Simul­ta­né­ment, les chré­tiens contes­ta­taires des années 1966 – 1973, dont cer­tains sont influen­cés par la théo­lo­gie poli­tique de Johann-Bap­tist Metz et Jür­gen Molt­mann, consi­dèrent l’en­ga­ge­ment socio­po­li­tique comme indis­so­ciable d’une foi authen­tique. Ils se mobi­lisent en faveur de la paix, de la jus­tice et de l’é­man­ci­pa­tion du Tiers-monde. Ils appuient les mou­ve­ments de libé­ra­tion natio­nale, actifs dans les colo­nies por­tu­gaises et les luttes ouvrières en Bel­gique, dont celles des mineurs du Limbourg.

La maturité

Dans les années 1974 – 1979, les chré­tiens de gauche sont de plus en plus nom­breux à cher­cher leur ins­pi­ra­tion dans la théo­lo­gie de la libé­ra­tion et dans l’ac­tion des com­mu­nau­tés de base, telle qu’elle se déve­loppe dans plu­sieurs pays d’A­mé­rique latine. Ils par­ti­cipent aux grandes mobi­li­sa­tions contre le mili­ta­risme, contre le racisme et l’a­par­theid, pour le par­tage du tra­vail et des reve­nus. Même s’ils cri­tiquent tou­jours la pila­ri­sa­tion, les Chré­tiens pour le socia­lisme sou­tiennent les appels lan­cés par le Katho­lieke Werk­lie­den­bond en faveur de la créa­tion d’un par­ti ouvrier chré­tien, indé­pen­dant du cvp. Si la plu­part des groupes pri­vi­lé­gient une action sur les struc­tures de la socié­té, d’autres mettent l’ac­cent sur un mode de vie plus sobre, en rup­ture avec la consom­ma­tion de masse, pour « chan­ger la vie ». Ils se rap­prochent du mou­ve­ment plu­ra­liste Anders Gaan Leven (Vivre autre­ment), créé par le jésuite Luc Vers­tey­len, dont est issu le par­ti épo­nyme Aga­lev5. Seule une petite mino­ri­té opte pour le mar­xisme-léni­nisme, dans ses ver­sions trots­kiste ou maoïste.

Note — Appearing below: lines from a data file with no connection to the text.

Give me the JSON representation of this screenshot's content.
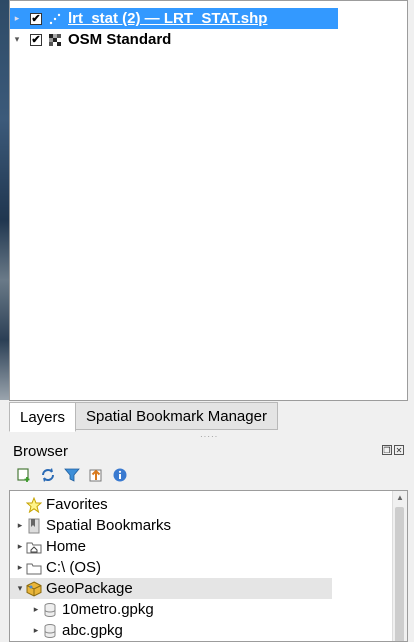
{
  "layers": [
    {
      "name": "lrt_stat (2) — LRT_STAT.shp",
      "checked": "✔",
      "expander": "▸",
      "icon": "point-layer-icon"
    },
    {
      "name": "OSM Standard",
      "checked": "✔",
      "expander": "▾",
      "icon": "raster-tile-icon"
    }
  ],
  "tabs": [
    {
      "label": "Layers"
    },
    {
      "label": "Spatial Bookmark Manager"
    }
  ],
  "browser": {
    "title": "Browser",
    "float_icons": {
      "restore": "❐",
      "close": "✕"
    },
    "tree": [
      {
        "label": "Favorites",
        "expander": "",
        "icon": "star-icon"
      },
      {
        "label": "Spatial Bookmarks",
        "expander": "▸",
        "icon": "bookmark-icon"
      },
      {
        "label": "Home",
        "expander": "▸",
        "icon": "home-folder-icon"
      },
      {
        "label": "C:\\ (OS)",
        "expander": "▸",
        "icon": "folder-icon"
      },
      {
        "label": "GeoPackage",
        "expander": "▾",
        "icon": "geopackage-icon"
      },
      {
        "label": "10metro.gpkg",
        "expander": "▸",
        "icon": "database-icon"
      },
      {
        "label": "abc.gpkg",
        "expander": "▸",
        "icon": "database-icon"
      }
    ]
  },
  "colors": {
    "selection": "#3399ff",
    "highlight": "#e5e5e5"
  }
}
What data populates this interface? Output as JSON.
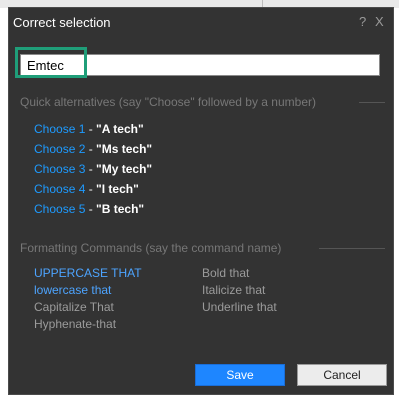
{
  "dialog": {
    "title": "Correct selection",
    "help_glyph": "?",
    "close_glyph": "X"
  },
  "input": {
    "value": "Emtec"
  },
  "alternatives": {
    "heading": "Quick alternatives (say \"Choose\" followed by a number)",
    "separator": " - ",
    "items": [
      {
        "choose": "Choose 1",
        "text": "\"A tech\""
      },
      {
        "choose": "Choose 2",
        "text": "\"Ms tech\""
      },
      {
        "choose": "Choose 3",
        "text": "\"My tech\""
      },
      {
        "choose": "Choose 4",
        "text": "\"I tech\""
      },
      {
        "choose": "Choose 5",
        "text": "\"B tech\""
      }
    ]
  },
  "formatting": {
    "heading": "Formatting Commands (say the command name)",
    "col1": [
      "UPPERCASE THAT",
      "lowercase that",
      "Capitalize That",
      "Hyphenate-that"
    ],
    "col2": [
      "Bold that",
      "Italicize that",
      "Underline that"
    ]
  },
  "buttons": {
    "save": "Save",
    "cancel": "Cancel"
  },
  "colors": {
    "accent_blue": "#1e86ff",
    "link_blue": "#1e9bff",
    "highlight_green": "#1f9e79",
    "dialog_bg": "#333333"
  }
}
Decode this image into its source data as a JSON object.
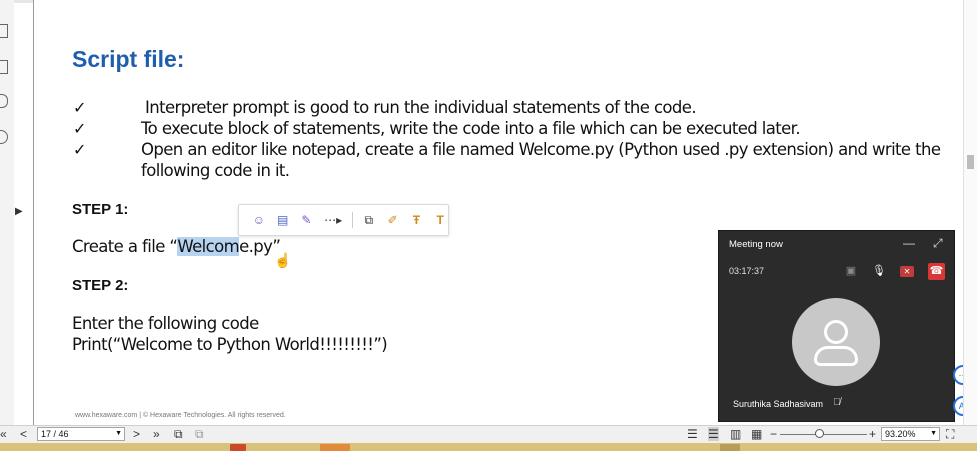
{
  "document": {
    "title": "Script file:",
    "bullets": [
      {
        "check": "✓",
        "text": "Interpreter prompt is good to run the individual statements of the code."
      },
      {
        "check": "✓",
        "text": "To execute  block of statements, write the code into a file which can be executed later."
      },
      {
        "check": "✓",
        "text": "Open an editor like notepad, create a file named Welcome.py (Python used .py extension) and write the",
        "text2": "following code in it."
      }
    ],
    "step1_label": "STEP 1:",
    "step1_line_pre": "Create a file “",
    "step1_line_selected": "Welcom",
    "step1_line_post": "e.py”",
    "step2_label": "STEP 2:",
    "step2_line1": "Enter the following code",
    "step2_line2": "Print(“Welcome to Python World!!!!!!!!!”)",
    "footer": "www.hexaware.com | © Hexaware Technologies. All rights reserved."
  },
  "floating_toolbar": {
    "icons": [
      "comment-icon",
      "note-icon",
      "highlight-pen-icon",
      "more-icon",
      "copy-icon",
      "highlighter-icon",
      "strikethrough-text-icon",
      "text-icon"
    ],
    "more_label": "⋯▸"
  },
  "meeting": {
    "title": "Meeting now",
    "timer": "03:17:37",
    "participant": "Suruthika Sadhasivam"
  },
  "status_bar": {
    "page_indicator": "17 / 46",
    "zoom": "93.20%",
    "zoom_minus": "−",
    "zoom_plus": "+"
  },
  "colors": {
    "title_blue": "#1e5fad",
    "selection": "#b7d3f2",
    "meeting_bg": "#2b2b2b",
    "hangup_red": "#d93737"
  }
}
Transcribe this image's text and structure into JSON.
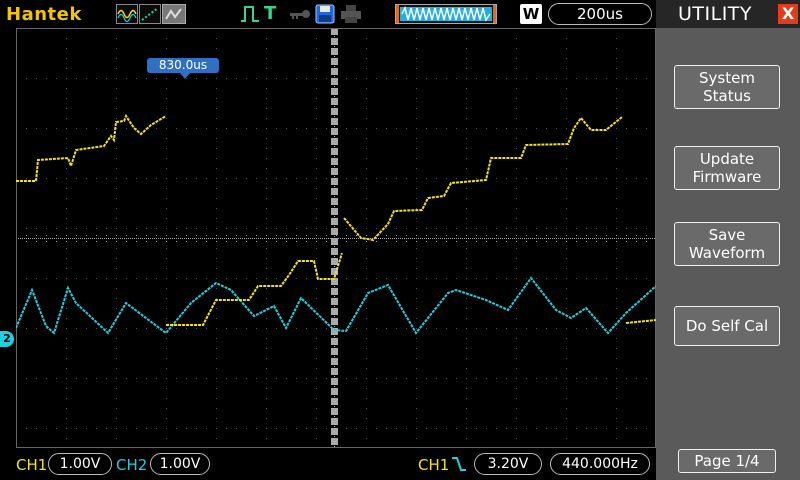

De 1980 à 1990, le cou­rant des chré­tiens de gauche demeure très vivant en Flandre, avant de s’ef­fi­lo­cher. Il com­bat les poli­tiques néo­li­bé­rales, notam­ment celle du gou­ver­ne­ment Mar­tens-Gol, et la res­tau­ra­tion conser­va­trice pro­mue dans l’É­glise par le pape Jean-Paul II. Il accueille en son sein une com­po­sante fémi­niste très active. Il compte de nom­breux émules des com­mu­nau­tés de base d’A­mé­rique cen­trale (Nica­ra­gua, Sal­va­dor, Gua­te­ma­la). La ten­ta­tive de fédé­rer les dif­fé­rentes sen­si­bi­li­tés du pro­gres­sisme chré­tien en un réseau, les Maat­schap­pij- en Kerk­kri­tische Kris­te­nen (Chré­tiens cri­tiques à l’é­gard de la socié­té et de l’É­glise) est en grande par­tie vouée à l’é­chec, à par­tir de 1980. La fin de la décen­nie est plus dif­fi­cile à vivre. L’im­plo­sion du bloc de l’Est est per­çue par cer­tains chré­tiens de gauche comme un triomphe du capi­ta­lisme. La défaite élec­to­rale des san­di­nistes, au Nica­ra­gua, laisse à beau­coup un gout amer.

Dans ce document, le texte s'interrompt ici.